Loud noises are harmful to a part of the inner ear called the cochlear. Listening to prolonged loud sounds (or a single extremely loud burst) can damage the cells and membranes in this small organ, preventing it from transmitting signals to the brain. 

Prolonged loud noise exposure can also damage the thousands of tiny sound-sensing hairs that line the interior of the cochlear. At birth, the average person has around 16,000 sound-sensing hairs inside the cochlear. However, people who frequently expose themselves to loud noises can have 30-50% less by the time they reach middle age. And this adversely affects their ability to hear. 

How Hearing Protection Stops Loud Noises

Fortunately, hearing protection can stop loud noises from causing damage. It works by absorbing and scattering the energy of incoming sound waves, making them substantially less energetic by the time they reach the inner ear. 
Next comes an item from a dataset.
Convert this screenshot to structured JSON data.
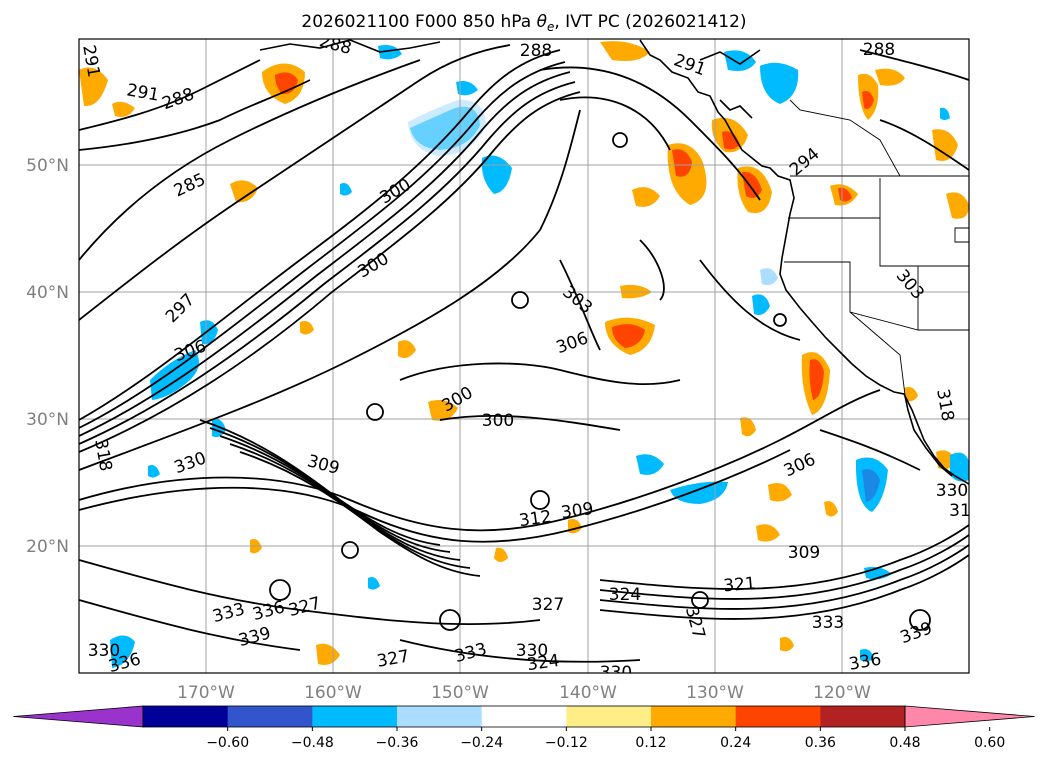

Manufacturers measure the protection of earplugs and muffs by calculating their Noise Reduction Rating (NRR). So, for instance, if an earplug has an NRR of 25, it means that the manufacturer expects it to reduce the sound getting to the ears by 25 dB. 

The way earplugs and earmuffs work is slightly different. Earmuffs are designed to fit most people and provide sound protection by covering the entire exterior of the outer ear. 

Many earmuffs also contain electronic parts. These allow for communication or send out signals to neutralize incoming sounds.

By contrast, earplugs work by blocking loud sounds as they travel through the ear canal. The foam or silicone they are made of absorbs the incoming energy, dispersing it in all directions. 

Please note that you can wear earmuffs and plugs together to reduce incoming sounds even further. However, the NRR does not increase additively, meaning that you can’t just add the NRRs of the earplugs and earmuffs to get the total noise reduction.

You can also get what is known as “level-dependent” hearing protection

These smart devices allow you to hear noises when they are quiet and safe but block out sounds once they go over a particular threshold.

Hearing protection devices, such as earplugs and earmuffs, are something that audiologists recommend for anyone exposed to loud noises. They are powerful tools to mitigate non-age-related damage to your ears, allowing you to hear for longer.